In-flight first aid a cost of business
Inside a pressurized metal tube traveling at 500 miles per hour seven miles above the earth is not the best place to get sick.
But it happens.
An estimated 44,000 in-flight medical emergencies occur worldwide each year, and once such a situation occurs, it starts a complex, orchestrated and often expensive response that airlines train constantly to handle.
For frequent business travelers, if you haven't already been on a flight where a medical emergency has been declared, chances are you will at some point.
“If somebody has to absolutely get on the ground ASAP to the nearest ambulance, we do what we have to do,” said Capt. Michael Sharpe, a pilot and flight instructor for Southwest Airlines.
There are no exact figures on how much it costs to divert an aircraft from its planned route, but it's thousands of dollars. A Boeing 737-700, for example, holds 6,875 gallons of jet fuel. At $3 a gallon, that's nearly $21,000 to fill the tank. Once a plane is diverted and lands, it almost always has to be refueled.
“It is a major expense to the airline, but we just look at it as a cost of doing business,” said Sharpe, who has been with Southwest 30 years.
“It's not that person's fault” they became ill, he said. “Some people have health conditions they are not even aware of.”
Once a medical emergency is declared, landing becomes the priority. Landing, though, takes time.
“Even if you have someone who needs absolute, immediate medical attention, you can't just push the ‘down' button like you're on an elevator,” Sharpe said.
It takes at least 25 minutes to get from altitude to the ground. “You have to plan your descent (so) that you don't get down too early — that burns a lot of fuel — and that you don't get down too late — you'll overfly the airport,” Sharpe said.
UPMC plays role
At 35,000 feet, the first responders in the cabin are the flight attendants. By law, they are trained to deliver basic first aid as well as begin the process for getting a sick person help.
Say someone collapses while a plane is airborne.
Flight attendants notify the cockpit crew that there is a medical emergency in the cabin. The cockpit crew then establishes a communication link with doctors such as Christian Martin-Gill, assistant professor of emergency medicine at the University of Pittsburgh Medical Center, which operates the STAT-MD Communications Center and provides emergency medical guidance to 17 commercial airlines.
Martin-Gill is one of the authors of a New England Journal of Medicine study this year that looked at 34 months of in-flight medical emergency data, numbering nearly 12,000.

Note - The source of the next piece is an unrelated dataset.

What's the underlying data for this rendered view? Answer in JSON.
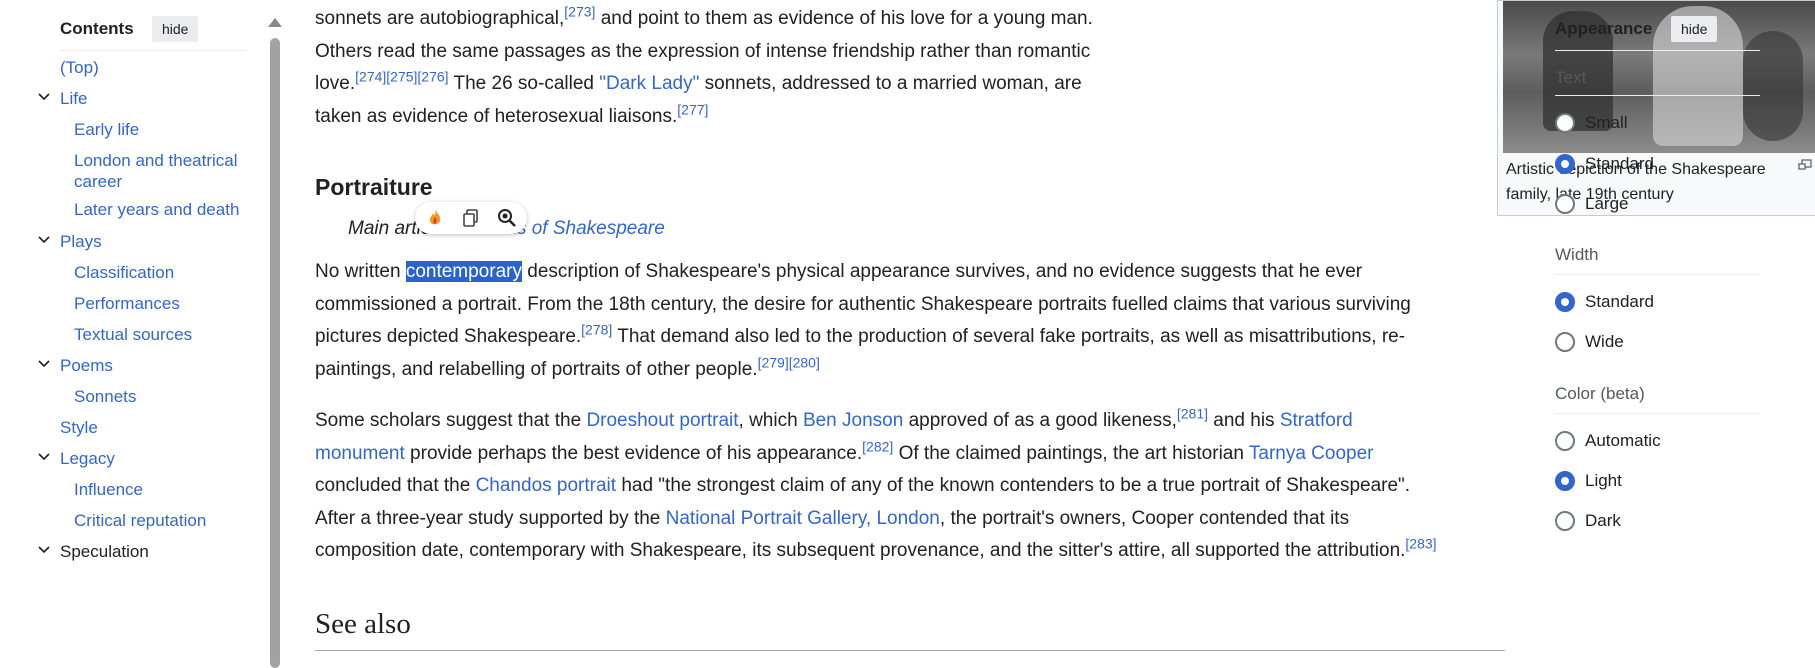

In about three-fourths of those cases, a medical professional such as a doctor, nurse or paramedic was aboard.
“That's a big reason we wanted to publish this — to provide some guidance to health care providers who might find themselves in that kind of situation,” Martin-Gill said.
“The key piece is, it doesn't matter if you are a cardiologist or an orthopedist or a pediatrician,” he said.
“Often what is necessary is being some eyes and ears, and being able to provide a medical assessment or just the administration of some medications.”